Je n’ai que peu de choses à dire de mes matériaux. On les retrouvera principalement dans le curieux manuscrit anglo-normand que sir Arthur Wardour[3] conserve avec un soin jaloux dans le troisième tiroir de son bureau, souffrant à peine qu’on y regarde, et n’étant pas lui-même capable de lire la moindre syllabe de son contenu. Il ne m’eût jamais accordé la permission de consulter pendant quelques heures ces pages précieuses, lors de mon voyage en Écosse, si je n’avais promis de les désigner par quelque mode emphatique de typographie, comme, par exemple, le manuscrit de wardour, en lui donnant ainsi une individualité aussi importante que celles du manuscrit de Bannatyne, du manuscrit d’Auchinleck[4] ou de tout autre monument de la patience d’un copiste du moyen âge. Je vous ai envoyé le sommaire des chapitres de cette pièce vraiment curieuse, et peut-être le joindrai-je, sauf votre approbation, au troisième volume de mon histoire, si le compositeur s’impatiente pour avoir de la copie lorsque toute la narration sera sous presse. Adieu, mon cher ami ; j’en ai dit assez, sinon pour justifier, au moins pour expliquer l’essai que j’ai entrepris, et qu’en dépit de vos doutes et de ma propre incapacité, je persiste à ne pas juger inutile.

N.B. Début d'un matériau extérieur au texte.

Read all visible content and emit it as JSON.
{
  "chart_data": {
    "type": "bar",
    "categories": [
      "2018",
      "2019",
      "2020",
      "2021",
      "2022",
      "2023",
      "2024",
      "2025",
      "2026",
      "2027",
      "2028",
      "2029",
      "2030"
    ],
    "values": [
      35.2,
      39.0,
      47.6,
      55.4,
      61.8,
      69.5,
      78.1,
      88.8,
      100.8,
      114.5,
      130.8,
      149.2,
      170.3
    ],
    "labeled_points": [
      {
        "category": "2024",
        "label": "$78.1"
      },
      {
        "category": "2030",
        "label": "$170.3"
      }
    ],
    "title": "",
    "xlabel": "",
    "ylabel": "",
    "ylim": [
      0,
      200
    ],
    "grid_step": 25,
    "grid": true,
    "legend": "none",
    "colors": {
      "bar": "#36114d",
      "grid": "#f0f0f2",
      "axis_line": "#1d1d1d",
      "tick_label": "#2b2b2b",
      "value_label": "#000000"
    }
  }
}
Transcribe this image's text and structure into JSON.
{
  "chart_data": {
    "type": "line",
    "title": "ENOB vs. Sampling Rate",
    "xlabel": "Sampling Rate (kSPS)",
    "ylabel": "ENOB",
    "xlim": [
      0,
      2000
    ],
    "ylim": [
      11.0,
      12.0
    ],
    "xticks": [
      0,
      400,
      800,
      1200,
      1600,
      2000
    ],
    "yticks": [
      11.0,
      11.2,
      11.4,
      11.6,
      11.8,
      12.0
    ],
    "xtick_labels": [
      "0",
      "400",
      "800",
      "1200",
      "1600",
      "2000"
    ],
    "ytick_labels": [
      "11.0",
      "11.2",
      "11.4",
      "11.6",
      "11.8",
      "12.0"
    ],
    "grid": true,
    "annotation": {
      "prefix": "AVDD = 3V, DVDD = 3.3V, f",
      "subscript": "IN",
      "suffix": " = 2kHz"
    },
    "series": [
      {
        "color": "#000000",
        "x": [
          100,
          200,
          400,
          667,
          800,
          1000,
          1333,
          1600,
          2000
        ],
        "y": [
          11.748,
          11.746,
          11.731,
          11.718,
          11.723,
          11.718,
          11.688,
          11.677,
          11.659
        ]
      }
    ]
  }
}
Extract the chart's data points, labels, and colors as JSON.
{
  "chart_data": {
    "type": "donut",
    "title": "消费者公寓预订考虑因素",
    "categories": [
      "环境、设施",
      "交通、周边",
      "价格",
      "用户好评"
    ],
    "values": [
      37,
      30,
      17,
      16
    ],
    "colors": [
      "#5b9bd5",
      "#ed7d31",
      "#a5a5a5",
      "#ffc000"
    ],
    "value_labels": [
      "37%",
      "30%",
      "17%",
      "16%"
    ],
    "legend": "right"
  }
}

J’espère que vous êtes maintenant rétabli de votre accès de goutte, et je serais heureux que votre habile médecin vous prescrivît un petit voyage dans nos contrées. On a trouvé dernièrement plusieurs curiosités dans les décombres et près des murs de l’ancienne station d’Habitancum. À propos de ce dernier endroit, je pense que vous

  1. Historiens ecclésiastiques dont les ouvrages sont peu connus. a. m.
  2. Célèbre chroniqueur français, dont une nouvelle édition, publiée par M. Buchon, est très recherchée. a. m.
  3. Personnage de l’Antiquaire. a. m.
  4. Manuscrits que possède la bibliothèque d’Édimbourg. a. m.